2

Has anyone come across a "Removed XXXX rows containing missing values" in which the value is lower than expected? I have more points out of the range than what the warning is giving me.

I have a large dataset (63000 rows) with more than 7000 values lower than 24, which is my lower y-axis limit but get the message saying it is only ~3000.

I haven't seen any info on it anywhere, so would appreciate if anyone who has had this problem before can tell me why this is happening. Thanks!

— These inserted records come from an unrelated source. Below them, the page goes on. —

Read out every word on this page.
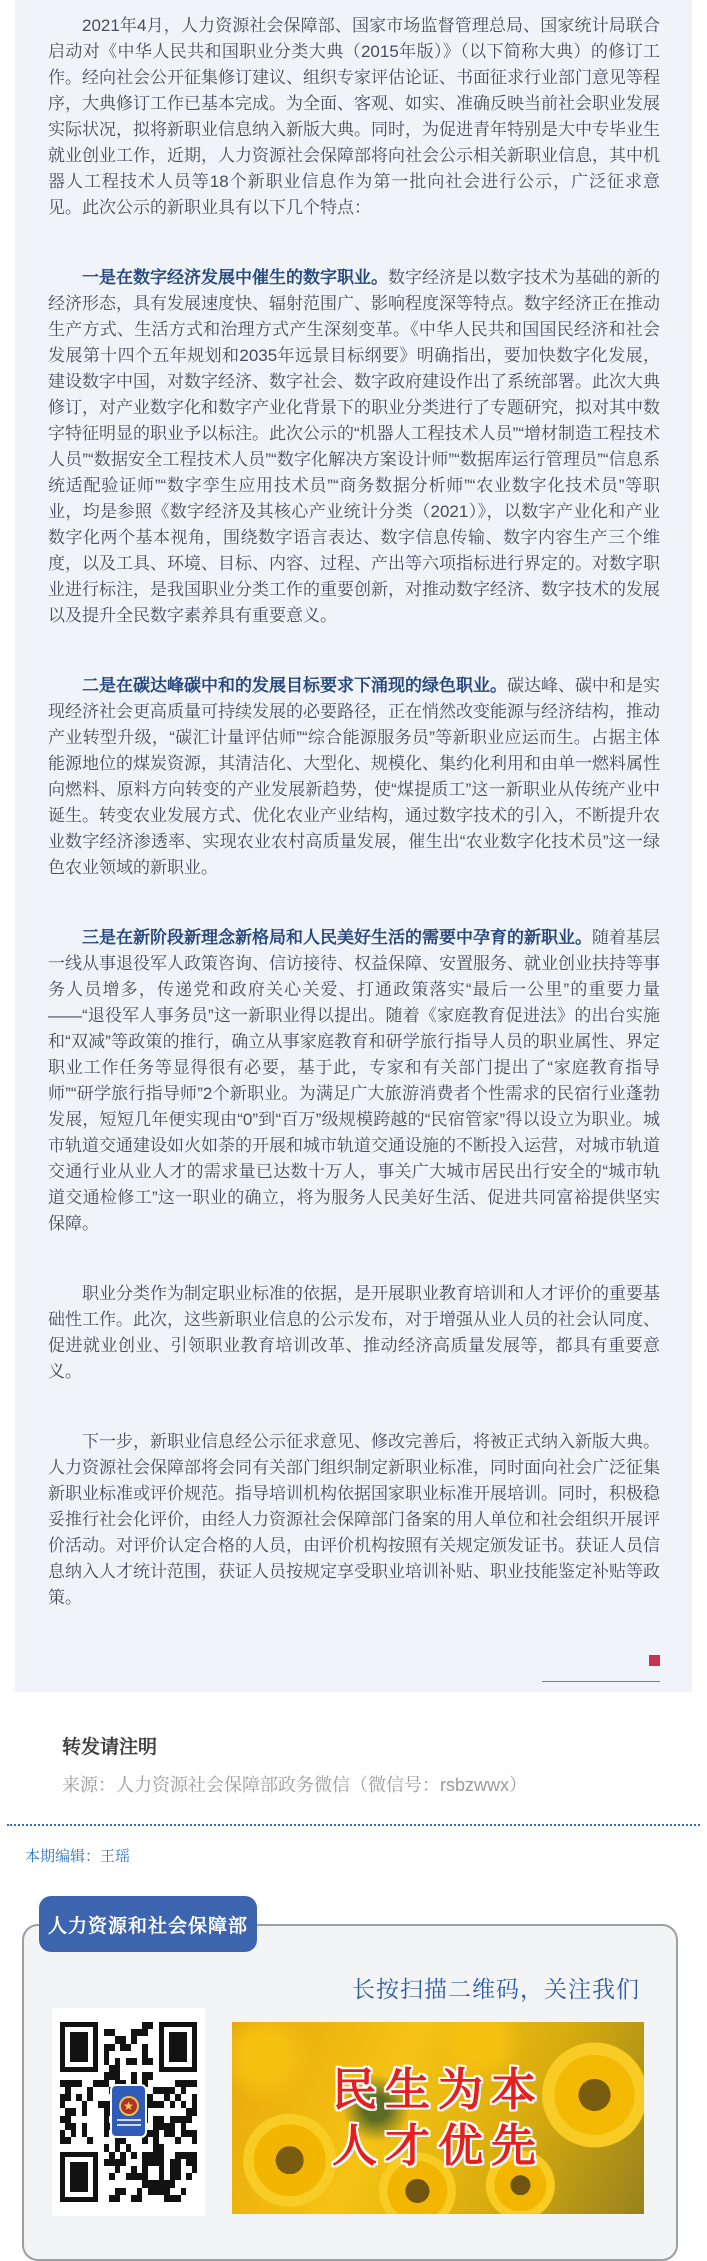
2021年4月，人力资源社会保障部、国家市场监督管理总局、国家统计局联合启动对《中华人民共和国职业分类大典（2015年版）》（以下简称大典）的修订工作。经向社会公开征集修订建议、组织专家评估论证、书面征求行业部门意见等程序，大典修订工作已基本完成。为全面、客观、如实、准确反映当前社会职业发展实际状况，拟将新职业信息纳入新版大典。同时，为促进青年特别是大中专毕业生就业创业工作，近期，人力资源社会保障部将向社会公示相关新职业信息，其中机器人工程技术人员等18个新职业信息作为第一批向社会进行公示，广泛征求意见。此次公示的新职业具有以下几个特点：

一是在数字经济发展中催生的数字职业。数字经济是以数字技术为基础的新的经济形态，具有发展速度快、辐射范围广、影响程度深等特点。数字经济正在推动生产方式、生活方式和治理方式产生深刻变革。《中华人民共和国国民经济和社会发展第十四个五年规划和2035年远景目标纲要》明确指出，要加快数字化发展，建设数字中国，对数字经济、数字社会、数字政府建设作出了系统部署。此次大典修订，对产业数字化和数字产业化背景下的职业分类进行了专题研究，拟对其中数字特征明显的职业予以标注。此次公示的“机器人工程技术人员”“增材制造工程技术人员”“数据安全工程技术人员”“数字化解决方案设计师”“数据库运行管理员”“信息系统适配验证师”“数字孪生应用技术员”“商务数据分析师”“农业数字化技术员”等职业，均是参照《数字经济及其核心产业统计分类（2021）》，以数字产业化和产业数字化两个基本视角，围绕数字语言表达、数字信息传输、数字内容生产三个维度，以及工具、环境、目标、内容、过程、产出等六项指标进行界定的。对数字职业进行标注，是我国职业分类工作的重要创新，对推动数字经济、数字技术的发展以及提升全民数字素养具有重要意义。

二是在碳达峰碳中和的发展目标要求下涌现的绿色职业。碳达峰、碳中和是实现经济社会更高质量可持续发展的必要路径，正在悄然改变能源与经济结构，推动产业转型升级，“碳汇计量评估师”“综合能源服务员”等新职业应运而生。占据主体能源地位的煤炭资源，其清洁化、大型化、规模化、集约化利用和由单一燃料属性向燃料、原料方向转变的产业发展新趋势，使“煤提质工”这一新职业从传统产业中诞生。转变农业发展方式、优化农业产业结构，通过数字技术的引入，不断提升农业数字经济渗透率、实现农业农村高质量发展，催生出“农业数字化技术员”这一绿色农业领域的新职业。

三是在新阶段新理念新格局和人民美好生活的需要中孕育的新职业。随着基层一线从事退役军人政策咨询、信访接待、权益保障、安置服务、就业创业扶持等事务人员增多，传递党和政府关心关爱、打通政策落实“最后一公里”的重要力量——“退役军人事务员”这一新职业得以提出。随着《家庭教育促进法》的出台实施和“双减”等政策的推行，确立从事家庭教育和研学旅行指导人员的职业属性、界定职业工作任务等显得很有必要，基于此，专家和有关部门提出了“家庭教育指导师”“研学旅行指导师”2个新职业。为满足广大旅游消费者个性需求的民宿行业蓬勃发展，短短几年便实现由“0”到“百万”级规模跨越的“民宿管家”得以设立为职业。城市轨道交通建设如火如荼的开展和城市轨道交通设施的不断投入运营，对城市轨道交通行业从业人才的需求量已达数十万人，事关广大城市居民出行安全的“城市轨道交通检修工”这一职业的确立，将为服务人民美好生活、促进共同富裕提供坚实保障。

职业分类作为制定职业标准的依据，是开展职业教育培训和人才评价的重要基础性工作。此次，这些新职业信息的公示发布，对于增强从业人员的社会认同度、促进就业创业、引领职业教育培训改革、推动经济高质量发展等，都具有重要意义。

下一步，新职业信息经公示征求意见、修改完善后，将被正式纳入新版大典。人力资源社会保障部将会同有关部门组织制定新职业标准，同时面向社会广泛征集新职业标准或评价规范。指导培训机构依据国家职业标准开展培训。同时，积极稳妥推行社会化评价，由经人力资源社会保障部门备案的用人单位和社会组织开展评价活动。对评价认定合格的人员，由评价机构按照有关规定颁发证书。获证人员信息纳入人才统计范围，获证人员按规定享受职业培训补贴、职业技能鉴定补贴等政策。

转发请注明
来源：人力资源社会保障部政务微信（微信号：rsbzwwx）
本期编辑：王瑶
人力资源和社会保障部
长按扫描二维码，关注我们
★	民生为本
人才优先
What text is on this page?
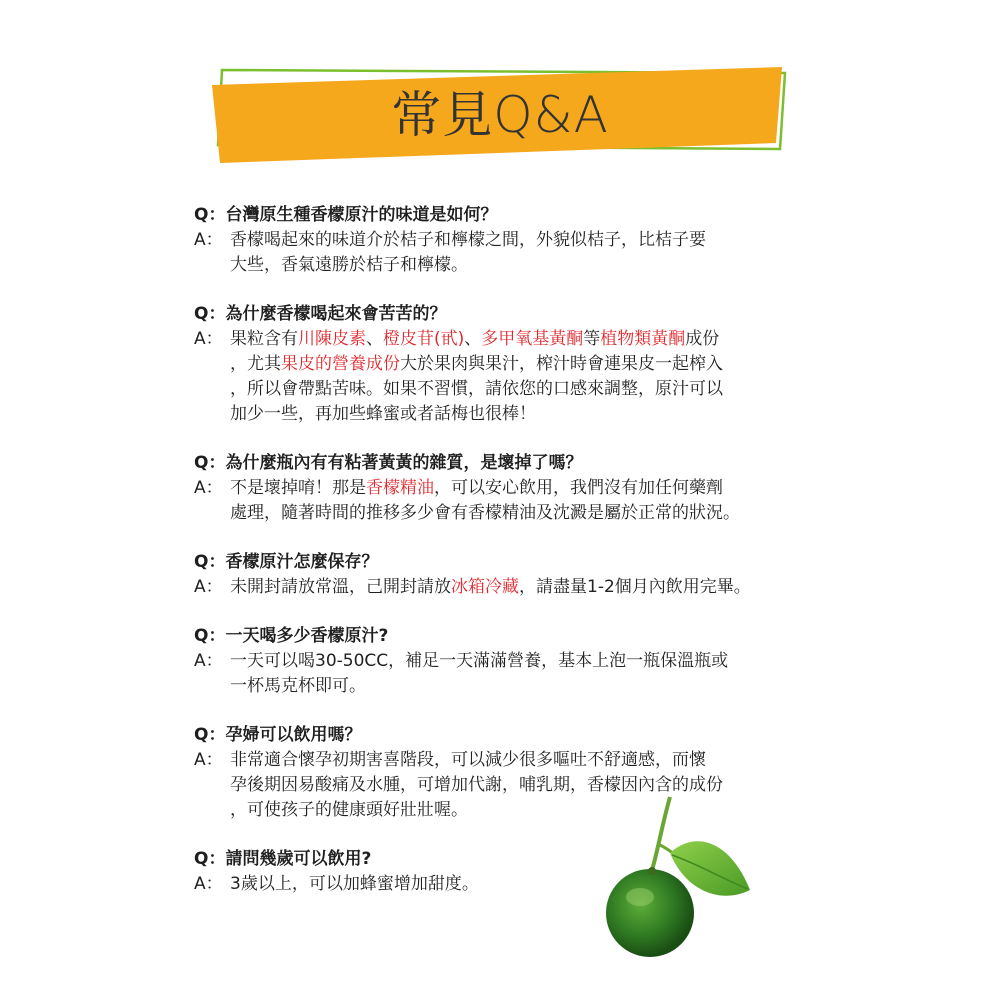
常見Q&A
Q：台灣原生種香檬原汁的味道是如何？
A： 香檬喝起來的味道介於桔子和檸檬之間，外貌似桔子，比桔子要
大些，香氣遠勝於桔子和檸檬。
Q：為什麼香檬喝起來會苦苦的？
A： 果粒含有川陳皮素、橙皮苷(甙)、多甲氧基黃酮等植物類黃酮成份
，尤其果皮的營養成份大於果肉與果汁，榨汁時會連果皮一起榨入
，所以會帶點苦味。如果不習慣，請依您的口感來調整，原汁可以
加少一些，再加些蜂蜜或者話梅也很棒！
Q：為什麼瓶內有有粘著黃黃的雜質，是壞掉了嗎？
A： 不是壞掉唷！那是香檬精油，可以安心飲用，我們沒有加任何藥劑
處理，隨著時間的推移多少會有香檬精油及沈澱是屬於正常的狀況。
Q：香檬原汁怎麼保存？
A： 未開封請放常溫，己開封請放冰箱冷藏，請盡量1-2個月內飲用完畢。
Q：一天喝多少香檬原汁?
A： 一天可以喝30-50CC，補足一天滿滿營養，基本上泡一瓶保溫瓶或
一杯馬克杯即可。
Q：孕婦可以飲用嗎？
A： 非常適合懷孕初期害喜階段，可以減少很多嘔吐不舒適感，而懷
孕後期因易酸痛及水腫，可增加代謝，哺乳期，香檬因內含的成份
，可使孩子的健康頭好壯壯喔。
Q：請問幾歲可以飲用?
A： 3歲以上，可以加蜂蜜增加甜度。
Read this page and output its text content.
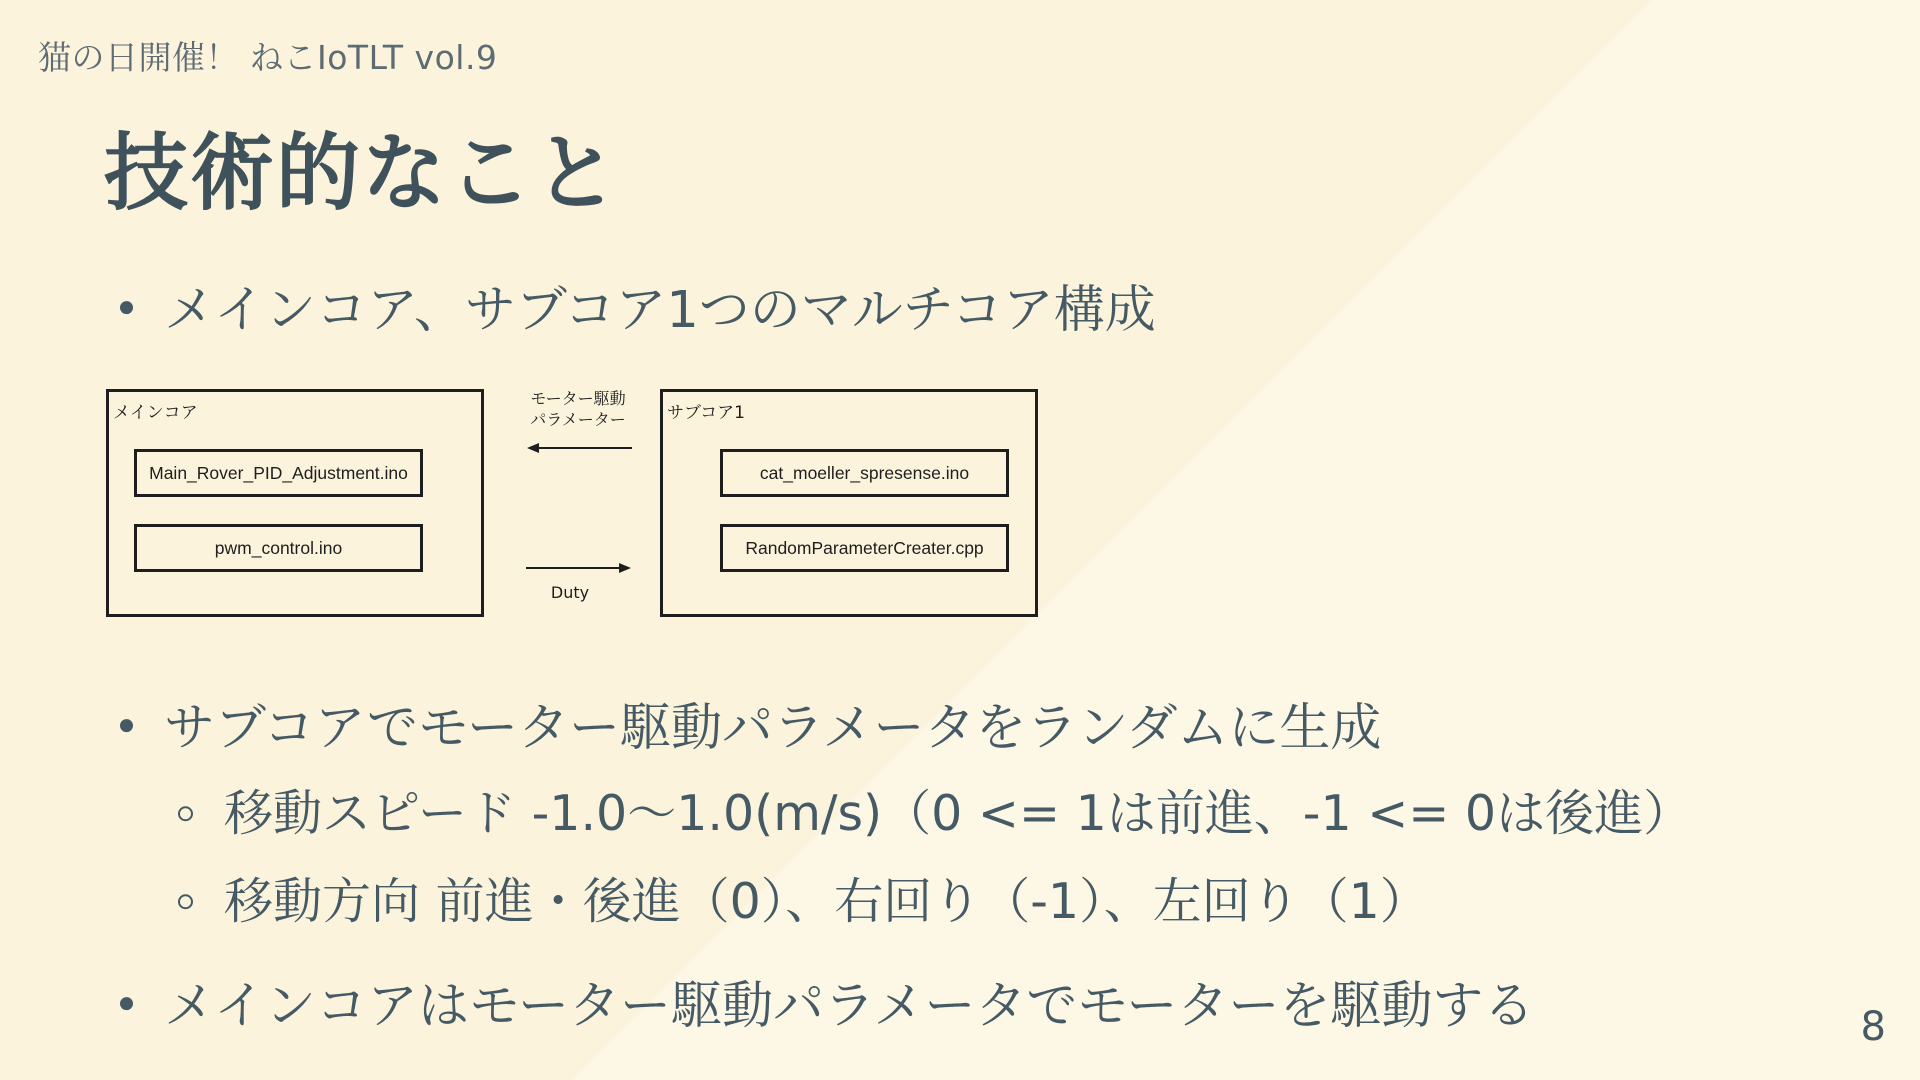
猫の日開催！ ねこIoTLT vol.9
技術的なこと
メインコア、サブコア1つのマルチコア構成
メインコア
Main_Rover_PID_Adjustment.ino
pwm_control.ino
サブコア1
cat_moeller_spresense.ino
RandomParameterCreater.cpp
モーター駆動
パラメーター
Duty
サブコアでモーター駆動パラメータをランダムに生成
移動スピード -1.0〜1.0(m/s)（0 <= 1は前進、-1 <= 0は後進）
移動方向 前進・後進（0）、右回り（-1）、左回り（1）
メインコアはモーター駆動パラメータでモーターを駆動する	8
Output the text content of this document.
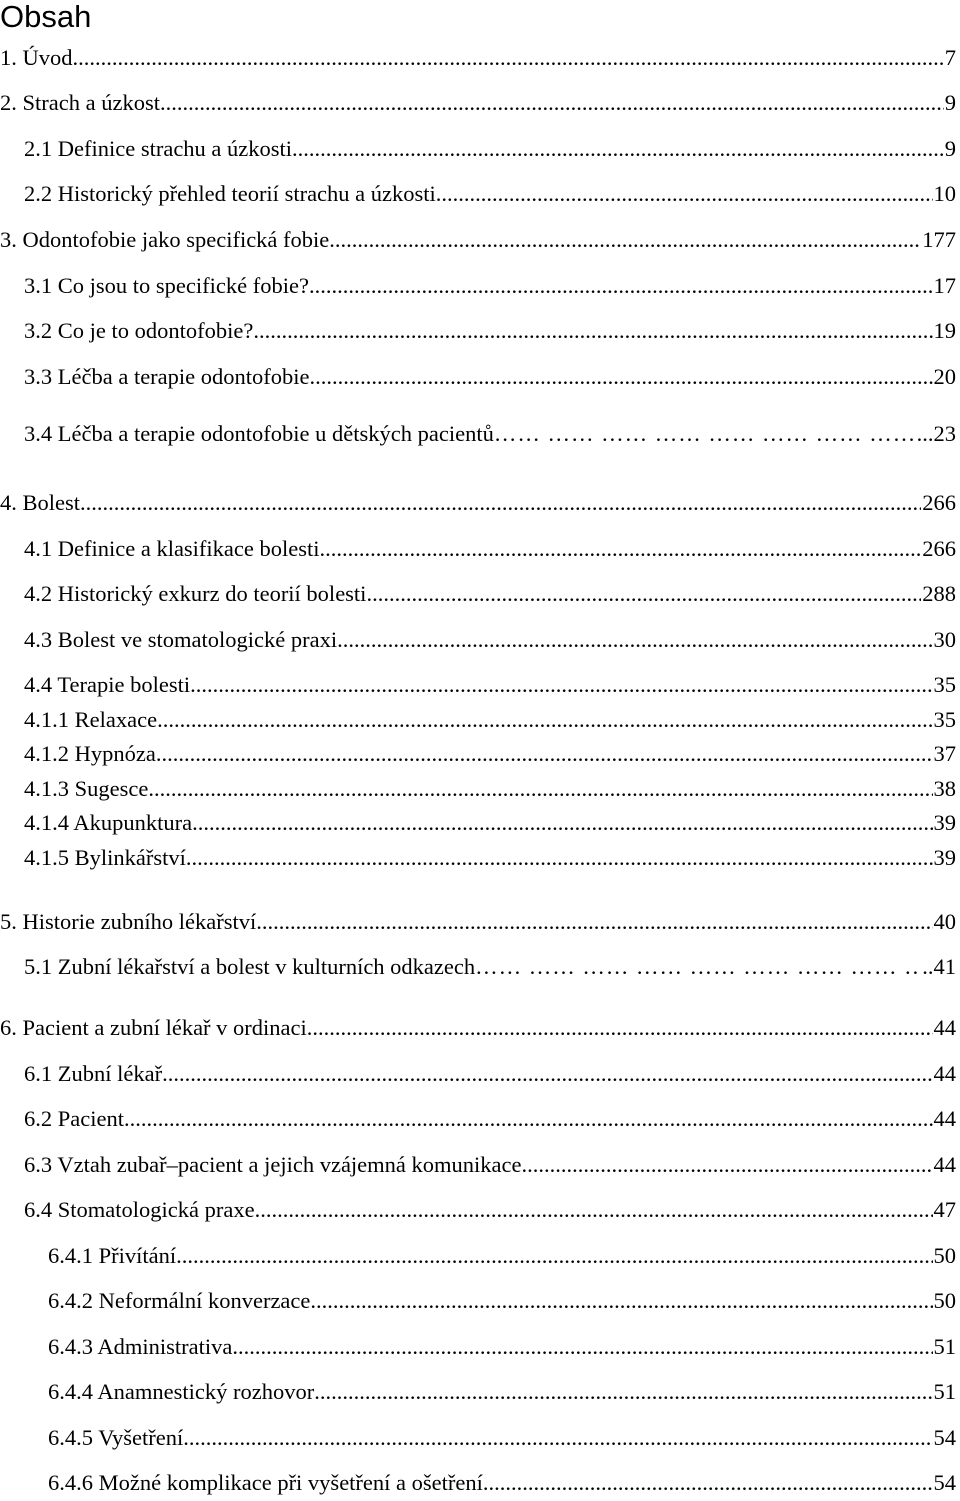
Obsah
1. Úvod .....	7
2. Strach a úzkost .....	9
2.1 Definice strachu a úzkosti .....	9
2.2 Historický přehled teorií strachu a úzkosti. .....	10
3. Odontofobie jako specifická fobie .....	177
3.1 Co jsou to specifické fobie? .....	17
3.2 Co je to odontofobie? .....	19
3.3 Léčba a terapie odontofobie .....	20
3.4 Léčba a terapie odontofobie u dětských pacientů …… …… …… …… …… …… …… …… …… …… …… …… …… …… …… …… …… …… …… …… …… ……	...23
4. Bolest .....	266
4.1 Definice a klasifikace bolesti .....	266
4.2 Historický exkurz do teorií bolesti .....	288
4.3 Bolest ve stomatologické praxi .....	30
4.4 Terapie bolesti .....	35
4.1.1 Relaxace .....	35
4.1.2 Hypnóza .....	37
4.1.3 Sugesce .....	38
4.1.4 Akupunktura .....	39
4.1.5 Bylinkářství .....	39
5. Historie zubního lékařství .....	40
5.1 Zubní lékařství a bolest v kulturních odkazech …… …… …… …… …… …… …… …… …… …… …… …… …… …… …… …… …… …… …… …… …… ……	..41
6. Pacient a zubní lékař v ordinaci .....	44
6.1 Zubní lékař .....	44
6.2 Pacient .....	44
6.3 Vztah zubař–pacient a jejich vzájemná komunikace .....	44
6.4 Stomatologická praxe .....	47
6.4.1 Přivítání .....	50
6.4.2 Neformální konverzace .....	50
6.4.3 Administrativa .....	51
6.4.4 Anamnestický rozhovor .....	51
6.4.5 Vyšetření .....	54
6.4.6 Možné komplikace při vyšetření a ošetření .....	54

Here is now a simpler example provided by @JonSpring in his comment:

ggplot(data.frame(X2 = 1:5, X3 = c(30, 31, 20, 40, 41)), aes(X2, X3)) + 
geom_point() + 
geom_line() + 
scale_y_continuous(limits = c(25, 50))
user438383
  • 5,716
  • 8
  • 28
  • 43
  • 4
    Welcome to SO, user22483480! I understand completely that you cannot share the actual data, though that does not release you from the expectation of providing something. Please try to create a representative dataset or use a public dataset and find limits/options that evidence the same warning you're seeing there. – r2evans Sep 01 '23 at 12:37
  • 1
    For some discussions on how to provide sample data (e.g., `dput`, `data.frame`, `read.table`), please see https://stackoverflow.com/q/5963269 , [mcve], and https://stackoverflow.com/tags/r/info. Thank you! – r2evans Sep 01 '23 at 12:52
  • 2
    Hi! Sorry, you are absolutely right. I think I managed to provide an example. Hope this is enough. – user22483480 Sep 01 '23 at 13:53
  • 1
    Sorry, I was new and this went closed fast. As an update, I think it may have something to do with geom_line() still plotting part of data. When I use geom_point() instead, I get the right numbers. If anyone could still comment anyway, I'd be grateful. – user22483480 Sep 01 '23 at 14:19
  • That's a good example, looking at it @user22483480 – r2evans Sep 01 '23 at 14:20
  • @Mark, please consider reopening with the recent edit (and I can reproduce the issue). – r2evans Sep 01 '23 at 14:24
  • Possibly coincidence, but `summary(d$X4 < 24 & lead(d$X4) < 24 & lag(d$X4) < 24)` is also 2, so I wonder if the reporting for `geom_line` observations excluded is based on looking at whether the point and the adjacent points on either side are also within range. – Jon Spring Sep 01 '23 at 16:48
  • 1
    Smaller example confirming that the filtering warnings for `geom_line` are not straightforward. Your example doesn't need theming, secondary axes, x limits, extraneous columns and layers, or more data points than we can grok at a glance. Here I have five points, middle one out of range, so two of the four lines not plotted -- with no warning of any missing. `ggplot(data.frame(X2 = 1:5, X3 = c(30, 31, 20, 40, 41)), aes(X2, X3)) + geom_point() + geom_line() + scale_y_continuous(limits = c(25, 50))`. This produces `Warning message: Removed 1 rows containing missing values ('geom_point()'). ` – Jon Spring Sep 01 '23 at 17:05
  • I think this is an area for potential improvement, so I have entered an issue for ggplot2 here: https://github.com/tidyverse/ggplot2/issues/5405 – Jon Spring Sep 01 '23 at 17:30
  • Yes, you are right - thanks! Sorry for overdoing the example, at first I had no idea where the problem was and secondary axis variable was the one giving me trouble, thought it could be the transformation. Will make it simpler next time :) Thanks again! – user22483480 Sep 01 '23 at 18:33
  • @r2evans thanks for that! :-) also thanks OP for adding code + data to your question – Mark Sep 01 '23 at 19:51
  • 1
    The best way to say "thank you" would be to go back and simplify your example to the one proposed by @JonSpring: then the question would be simple and self-contained, and the answer could just point out that it's complicated. – Ben Bolker Sep 01 '23 at 20:22
  • Maybe `geom_line` only warns if *both* endpoints of a segment are missing? – Ben Bolker Sep 01 '23 at 20:24
  • I thought so, but that's not it. (Or at least that's not all of it -- I tried adding more out-of-range points in the middle of my example and it didn't trigger a warning.) – Jon Spring Sep 01 '23 at 21:27

0 Answers0